The 31 Scariest Movies Ever

Today: The countdown begins with numbers 31 through 25, plus a few suggestions from readers

What is that one movie that scares you? This is the question I have asked countless people in the last month. Friends. Family. Readers. Co-workers. I expected to hear the same movies over and over; instead, I was surprised by the wide array of choices.

While some find the newer, Hollywood gorrific movies to be the worst, some said that the Hitchcockian, less-is-more motto is always the scariest. Some named standard, horror fare; others named non-traditionally scary films like The Wizard of Oz. (Mostly because of the Wicked Witch and the flying monkeys.)

What has fascinated me about this process is discovering how truly individual “scary” is. Some people are scared of clowns and vampires; others, of everyday people. (Personally, any movie that has people being chased scares the crap out of me.)

So today, and for the next four weeks, I will share with you the 31 Movies that I think are the scariest. You will see classic horror, suspense thrillers, movies you’ve seen, and maybe some you haven’t.
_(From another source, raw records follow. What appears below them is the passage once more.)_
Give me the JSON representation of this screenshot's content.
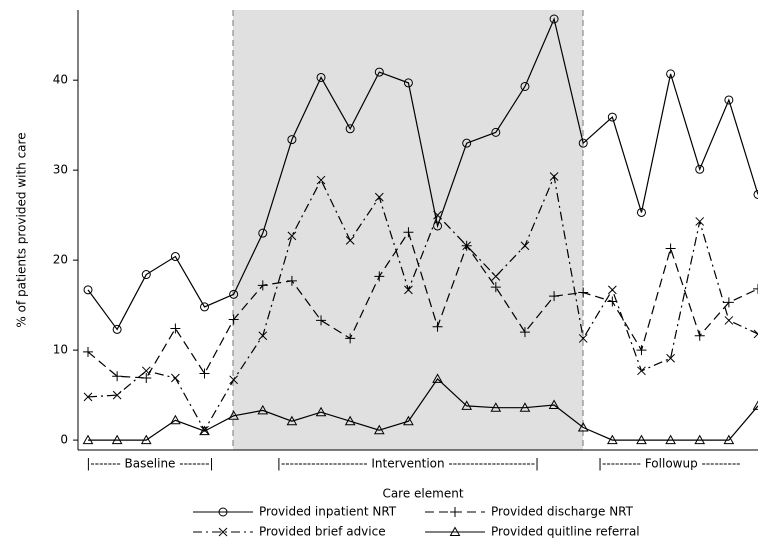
{
  "chart_data": {
    "type": "line",
    "y_label": "% of patients provided with care",
    "categories": [
      null,
      null,
      null,
      null,
      null,
      null,
      null,
      null,
      null,
      null,
      null,
      null,
      null,
      null,
      null,
      null,
      null,
      null,
      null,
      null,
      null,
      null,
      null,
      null
    ],
    "periods": [
      "|------- Baseline -------|",
      "|-------------------- Intervention --------------------|",
      "|--------- Followup ---------"
    ],
    "legend_title": "Care element",
    "series": [
      {
        "name": "Provided inpatient NRT",
        "color": "#000000",
        "marker": "circle",
        "dash": "solid",
        "values": [
          16.7,
          12.3,
          18.4,
          20.4,
          14.8,
          16.2,
          23.0,
          33.4,
          40.3,
          34.6,
          40.9,
          39.7,
          23.8,
          33.0,
          34.2,
          39.3,
          46.8,
          33.0,
          35.9,
          25.3,
          40.7,
          30.1,
          37.8,
          27.3
        ]
      },
      {
        "name": "Provided discharge NRT",
        "color": "#000000",
        "marker": "plus",
        "dash": "longdash",
        "values": [
          9.8,
          7.1,
          6.9,
          12.4,
          7.4,
          13.4,
          17.2,
          17.7,
          13.3,
          11.3,
          18.2,
          23.1,
          12.6,
          21.6,
          17.0,
          12.0,
          16.0,
          16.4,
          15.4,
          10.0,
          21.3,
          11.6,
          15.3,
          16.8
        ]
      },
      {
        "name": "Provided brief advice",
        "color": "#000000",
        "marker": "x",
        "dash": "dashdot",
        "values": [
          4.8,
          5.0,
          7.7,
          6.9,
          1.1,
          6.7,
          11.6,
          22.7,
          28.9,
          22.2,
          27.0,
          16.7,
          25.0,
          21.6,
          18.2,
          21.6,
          29.3,
          11.3,
          16.7,
          7.7,
          9.1,
          24.3,
          13.3,
          11.8
        ]
      },
      {
        "name": "Provided quitline referral",
        "color": "#000000",
        "marker": "triangle",
        "dash": "solid",
        "values": [
          0,
          0,
          0,
          2.2,
          1.0,
          2.7,
          3.3,
          2.1,
          3.1,
          2.1,
          1.1,
          2.1,
          6.8,
          3.8,
          3.6,
          3.6,
          3.9,
          1.4,
          0,
          0,
          0,
          0,
          0,
          3.8
        ]
      }
    ],
    "ylim": [
      -1.1,
      47.8
    ],
    "yticks": [
      0,
      10,
      20,
      30,
      40
    ],
    "grid": false
  }
}
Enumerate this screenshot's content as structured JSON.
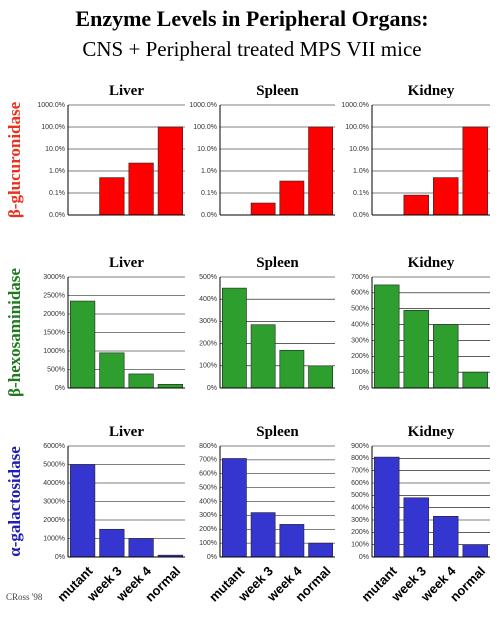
{
  "title": "Enzyme Levels in Peripheral Organs:",
  "subtitle": "CNS + Peripheral treated MPS VII mice",
  "credit": "CRoss '98",
  "categories": [
    "mutant",
    "week 3",
    "week 4",
    "normal"
  ],
  "rows": [
    {
      "label": "β-glucuronidase",
      "color": "#e8321e"
    },
    {
      "label": "β-hexosaminidase",
      "color": "#1f7a1f"
    },
    {
      "label": "α-galactosidase",
      "color": "#1f1fb0"
    }
  ],
  "chart_data": [
    {
      "type": "bar",
      "title": "Liver",
      "color": "#ff0000",
      "log": true,
      "values": [
        0.01,
        0.5,
        2.3,
        100
      ],
      "ylim": [
        0.01,
        1000
      ],
      "yticks": [
        {
          "value": 0.01,
          "label": "0.0%"
        },
        {
          "value": 0.1,
          "label": "0.1%"
        },
        {
          "value": 1,
          "label": "1.0%"
        },
        {
          "value": 10,
          "label": "10.0%"
        },
        {
          "value": 100,
          "label": "100.0%"
        },
        {
          "value": 1000,
          "label": "1000.0%"
        }
      ]
    },
    {
      "type": "bar",
      "title": "Spleen",
      "color": "#ff0000",
      "log": true,
      "values": [
        0.01,
        0.035,
        0.35,
        100
      ],
      "ylim": [
        0.01,
        1000
      ],
      "yticks": [
        {
          "value": 0.01,
          "label": "0.0%"
        },
        {
          "value": 0.1,
          "label": "0.1%"
        },
        {
          "value": 1,
          "label": "1.0%"
        },
        {
          "value": 10,
          "label": "10.0%"
        },
        {
          "value": 100,
          "label": "100.0%"
        },
        {
          "value": 1000,
          "label": "1000.0%"
        }
      ]
    },
    {
      "type": "bar",
      "title": "Kidney",
      "color": "#ff0000",
      "log": true,
      "values": [
        0.01,
        0.08,
        0.5,
        100
      ],
      "ylim": [
        0.01,
        1000
      ],
      "yticks": [
        {
          "value": 0.01,
          "label": "0.0%"
        },
        {
          "value": 0.1,
          "label": "0.1%"
        },
        {
          "value": 1,
          "label": "1.0%"
        },
        {
          "value": 10,
          "label": "10.0%"
        },
        {
          "value": 100,
          "label": "100.0%"
        },
        {
          "value": 1000,
          "label": "1000.0%"
        }
      ]
    },
    {
      "type": "bar",
      "title": "Liver",
      "color": "#2e9e2e",
      "values": [
        2350,
        950,
        380,
        100
      ],
      "ylim": [
        0,
        3000
      ],
      "yticks": [
        {
          "value": 0,
          "label": "0%"
        },
        {
          "value": 500,
          "label": "500%"
        },
        {
          "value": 1000,
          "label": "1000%"
        },
        {
          "value": 1500,
          "label": "1500%"
        },
        {
          "value": 2000,
          "label": "2000%"
        },
        {
          "value": 2500,
          "label": "2500%"
        },
        {
          "value": 3000,
          "label": "3000%"
        }
      ]
    },
    {
      "type": "bar",
      "title": "Spleen",
      "color": "#2e9e2e",
      "values": [
        450,
        285,
        170,
        100
      ],
      "ylim": [
        0,
        500
      ],
      "yticks": [
        {
          "value": 0,
          "label": "0%"
        },
        {
          "value": 100,
          "label": "100%"
        },
        {
          "value": 200,
          "label": "200%"
        },
        {
          "value": 300,
          "label": "300%"
        },
        {
          "value": 400,
          "label": "400%"
        },
        {
          "value": 500,
          "label": "500%"
        }
      ]
    },
    {
      "type": "bar",
      "title": "Kidney",
      "color": "#2e9e2e",
      "values": [
        650,
        490,
        400,
        100
      ],
      "ylim": [
        0,
        700
      ],
      "yticks": [
        {
          "value": 0,
          "label": "0%"
        },
        {
          "value": 100,
          "label": "100%"
        },
        {
          "value": 200,
          "label": "200%"
        },
        {
          "value": 300,
          "label": "300%"
        },
        {
          "value": 400,
          "label": "400%"
        },
        {
          "value": 500,
          "label": "500%"
        },
        {
          "value": 600,
          "label": "600%"
        },
        {
          "value": 700,
          "label": "700%"
        }
      ]
    },
    {
      "type": "bar",
      "title": "Liver",
      "color": "#3535d0",
      "values": [
        5000,
        1500,
        1000,
        100
      ],
      "ylim": [
        0,
        6000
      ],
      "yticks": [
        {
          "value": 0,
          "label": "0%"
        },
        {
          "value": 1000,
          "label": "1000%"
        },
        {
          "value": 2000,
          "label": "2000%"
        },
        {
          "value": 3000,
          "label": "3000%"
        },
        {
          "value": 4000,
          "label": "4000%"
        },
        {
          "value": 5000,
          "label": "5000%"
        },
        {
          "value": 6000,
          "label": "6000%"
        }
      ]
    },
    {
      "type": "bar",
      "title": "Spleen",
      "color": "#3535d0",
      "values": [
        710,
        320,
        235,
        100
      ],
      "ylim": [
        0,
        800
      ],
      "yticks": [
        {
          "value": 0,
          "label": "0%"
        },
        {
          "value": 100,
          "label": "100%"
        },
        {
          "value": 200,
          "label": "200%"
        },
        {
          "value": 300,
          "label": "300%"
        },
        {
          "value": 400,
          "label": "400%"
        },
        {
          "value": 500,
          "label": "500%"
        },
        {
          "value": 600,
          "label": "600%"
        },
        {
          "value": 700,
          "label": "700%"
        },
        {
          "value": 800,
          "label": "800%"
        }
      ]
    },
    {
      "type": "bar",
      "title": "Kidney",
      "color": "#3535d0",
      "values": [
        810,
        480,
        330,
        100
      ],
      "ylim": [
        0,
        900
      ],
      "yticks": [
        {
          "value": 0,
          "label": "0%"
        },
        {
          "value": 100,
          "label": "100%"
        },
        {
          "value": 200,
          "label": "200%"
        },
        {
          "value": 300,
          "label": "300%"
        },
        {
          "value": 400,
          "label": "400%"
        },
        {
          "value": 500,
          "label": "500%"
        },
        {
          "value": 600,
          "label": "600%"
        },
        {
          "value": 700,
          "label": "700%"
        },
        {
          "value": 800,
          "label": "800%"
        },
        {
          "value": 900,
          "label": "900%"
        }
      ]
    }
  ]
}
With only 31 slots, many films will not make the cut. But let me know what you agree with, and, more importantly, what you don’t. Who knows? Maybe your choice will be in next week’s post. Enough chit-chat. Let’s go!

31. The Thing (1982)
John Carpenter ditches the Frankenstein-like monster of the ‘50s version and introduces us to a shape-shifting alien that assumes the appearance of its victims. Carpenter also gives us a scene where a doctor’s arms are bitten off by a man’s chest.

Yes, by his chest.

Which also was not in the original.

30. Dead Ringers (1988)
Just saying “crazy, gynecologist twins” may be enough to give some of you the shivers. But as Philly mag senior editor and fellow Post blogger Sandy Hingston says: “The twins’ behavior is so disturbing and depraved and yet believable. And because of how they march onward toward their doom, not even putting up a fight as their lives unravel. It’s stuck with me for more than 20 years.”

It’s a twisted, unsettling, and horrifyingly beautiful movie from the brilliant mind of David Cronenberg.

29. Pet Sematary (1989)
I asked my brother (Tim Mettey) to explain why this movie scares him so much. This is what he had to say: “Come on. A cute, adorable little kid is the monster at the end, when earlier all you wanted to do was pinch his cheeks. Plus, Herman Munster is in it and unfortunately has his Achilles slashed by the little kid. Ooooouch.”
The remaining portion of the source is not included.